即ち、第3発明、第4発明、第5発明に記載のものは、従来型及び第1発明、第2発明の9a、9b、9c、及び12a、12b、12cを離れた場所であるブランクスの1の箇所に塗布したものである。
【0085】
上記の例によって、開封容易性及びシール漏れ原因の減少効果を実現したものである。
【0086】
本願発明で提案した第1発明、第2発明のタイプのものは、トップシールした場合、前記の通り抗接着剤の塗布面積を減少した箇所が、強い接着部に変り、弱い接着部がその分だけ、減少していることが両者の差異となっていると言える。
この結果、第1発明、第2発明では、従来型よりも強い接着部が増加し、弱い接着部が減少したことにより、この部分の接着力が向上した。
【0087】
本願発明の第3発明、第4発明、第5発明のタイプのものは、抗接着剤の塗布箇所をトップシール部の1、2、3、4の各部に分散した形態となっている。
これは、強い接着部と弱い接着部とが散在し、交互に入り混じった状態となっているから、シール性が向上したと言える。抗接着剤を細長く塗布するよりも、同じ長さを塗布するにしても、短く切れ切れに塗布した方がシール性向上の見地から好ましいと言える。
前記の通り、強い接着部はその接着力は強力であるから、その効果は大きなものがある。
【0088】
また、第1発明、第2発明は、従来型と比較して、全体の塗布面積が減少しているので、シール洩れの防止効果の向上が得られた。
また、第3〜第5発明についても、開口容易性の効果を齎すメカニズムは、前記第1及び第2発明の〔図5(b)、(c)〕の場合と同様なので、説明を省略する。
【0089】
即ち、本願第1発明から第5発明は、従来型の持つ開封容易性を維持するため、開封の端緒となる部分の機能はそのまま残して維持し、それと直接関連しない部分を、強い接着部分に振り向けた構成にした。
【0090】
上記の通り、本願第1発明から第5発明は、この開封容易性に寄与する機能を損なわないで従来型と同様な開封容易性の効果を維持しつつ、強い接着部となる箇所を増加させてシール洩れを減少した。これにより増加した強い接着部は、図8の14a、14b、15a、15bの点線で囲まれた箇所がこれに当る(図8参照)。

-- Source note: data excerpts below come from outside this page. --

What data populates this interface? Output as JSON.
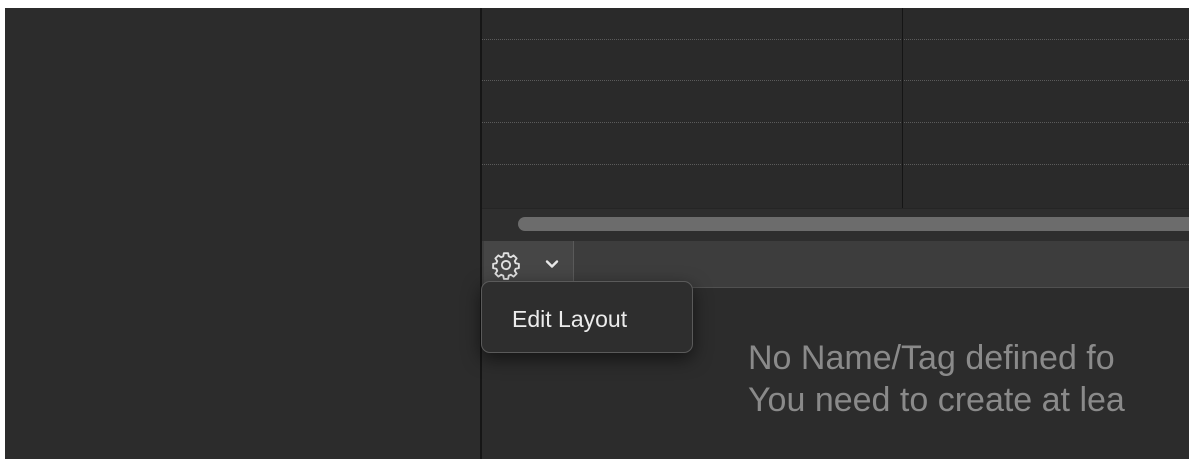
{
  "toolbar": {
    "settings_icon": "gear-icon",
    "dropdown_icon": "chevron-down-icon"
  },
  "menu": {
    "items": [
      {
        "label": "Edit Layout"
      }
    ]
  },
  "empty_state": {
    "line1": "No Name/Tag defined fo",
    "line2": "You need to create at lea"
  },
  "colors": {
    "background": "#2b2b2b",
    "toolbar": "#3d3d3d",
    "menu_text": "#ececec",
    "message_text": "#8a8a8a"
  }
}
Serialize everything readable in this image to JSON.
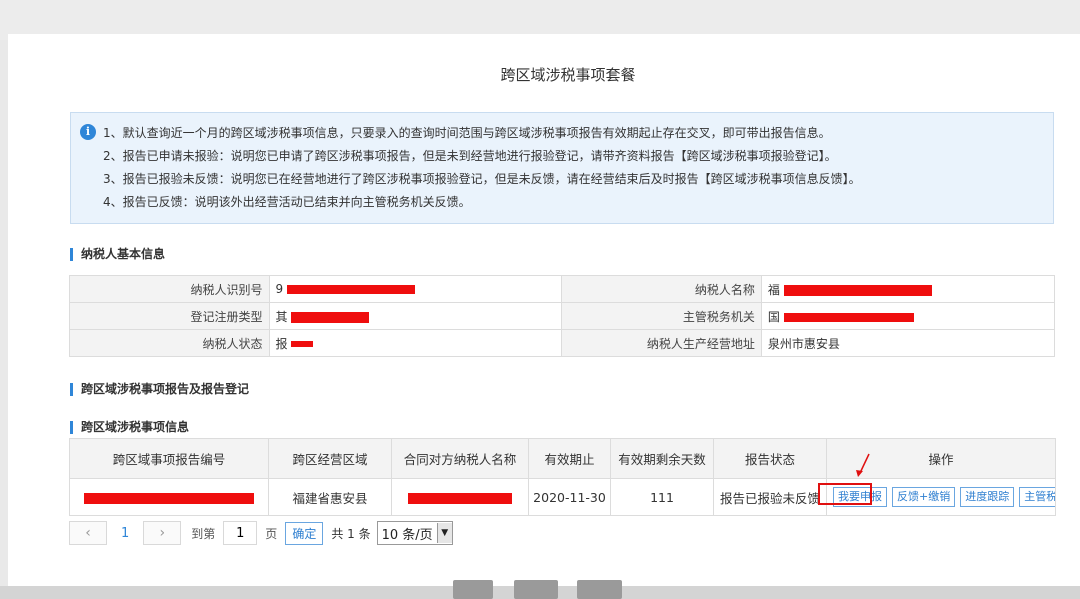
{
  "modal": {
    "title": "跨区域涉税事项套餐"
  },
  "notice": {
    "icon": "info-icon",
    "lines": [
      "1、默认查询近一个月的跨区域涉税事项信息，只要录入的查询时间范围与跨区域涉税事项报告有效期起止存在交叉，即可带出报告信息。",
      "2、报告已申请未报验：说明您已申请了跨区涉税事项报告，但是未到经营地进行报验登记，请带齐资料报告【跨区域涉税事项报验登记】。",
      "3、报告已报验未反馈：说明您已在经营地进行了跨区涉税事项报验登记，但是未反馈，请在经营结束后及时报告【跨区域涉税事项信息反馈】。",
      "4、报告已反馈：说明该外出经营活动已结束并向主管税务机关反馈。"
    ]
  },
  "taxpayer_section": {
    "title": "纳税人基本信息",
    "rows": [
      {
        "label1": "纳税人识别号",
        "value1": "9",
        "label2": "纳税人名称",
        "value2": "福"
      },
      {
        "label1": "登记注册类型",
        "value1": "其",
        "label2": "主管税务机关",
        "value2": "国"
      },
      {
        "label1": "纳税人状态",
        "value1": "报",
        "label2": "纳税人生产经营地址",
        "value2": "泉州市惠安县"
      }
    ]
  },
  "report_section": {
    "title": "跨区域涉税事项报告及报告登记"
  },
  "info_section": {
    "title": "跨区域涉税事项信息",
    "columns": [
      "跨区域事项报告编号",
      "跨区经营区域",
      "合同对方纳税人名称",
      "有效期止",
      "有效期剩余天数",
      "报告状态",
      "操作"
    ],
    "rows": [
      {
        "report_no": "",
        "region": "福建省惠安县",
        "counterparty": "",
        "expire": "2020-11-30",
        "days_left": "111",
        "status": "报告已报验未反馈",
        "actions": [
          "我要申报",
          "反馈+缴销",
          "进度跟踪",
          "主管税"
        ]
      }
    ]
  },
  "pager": {
    "prev_icon": "chevron-left-icon",
    "next_icon": "chevron-right-icon",
    "current_page": "1",
    "goto_label": "到第",
    "goto_value": "1",
    "page_unit": "页",
    "ok_label": "确定",
    "total_label": "共 1 条",
    "page_size": "10 条/页"
  },
  "colors": {
    "accent": "#2f86d8",
    "redaction": "#ef0e0e",
    "highlight": "#e01010"
  }
}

また、抗接着剤の塗布箇所をトップシール部に分散させて全体としてシール性を向上することを実現したものである。
【0091】
本願各発明を適用した後の開封容易性については、弱い接着部は、開封して注出口を作る操作の際に、力はトップシールの上方向から下方向に加えられるので、上方から見ると、弱い接着部の長さは、従来型の場合とは変わらず、これと全く同一の長さなので(開口の端緒となる箇所は減少されていない)、開封時に注出口を作る操作に要する力は、従来と殆ど変化がなく、開封容易性が適切に維持されていると言える。
【0092】
従来型と同様な開封容易性を維持しつつ、密封漏れ(シール漏れ)を解消することが出来た。
【0093】
次に、テトラカートンタイプの発明につき、ピュアカートンタイプとの主な相違点及び共通点を簡略に説明する。
【0094】
テトラカートンタイプの従来型〔図10(a)〕は、ピュアカートンタイプの従来型及び本願発明が備えている開封容易性を供えていない。即ち、開封容易性の端緒となる〔図10(b)〕記載の9b、12bが設けられていないからである。
然しながら、本願発明では、消費者が受けるメリットである開封容易性も重視しなければならない重要なファクターの1つであると考えた。
【0095】
そこで、この発明では、このテトラカートンタイプについても、ピュアカートンタイプと同様に、開封容易性の機能を付与すると共に、接着剤の塗布形状及び塗布箇所を変えて、トップ部のシール性を向上させ、両者のバランスのとれたものを実現した。
【0096】
ピュアカートンタイプにおいて解決した技術的課題を、このテトラカートンタイプのものにも適用したものである。従って、これにより得られる効果は、ピュアカートンタイプの場合と同じである。
【0097】
このタイプのものは、ピュアカートンタイプについて、上記に説明した理論がそのまま当てはまるものである。
【0098】
何故なら、ブランクスの形状の一部及び抗接着剤の塗布箇所が異なっているが、トップ部を構成するブランクス(図9参照)1、2、3、4が持つ機能のそれは全く同じであり、ただ、その配列の順序が異なっているのみであるからである。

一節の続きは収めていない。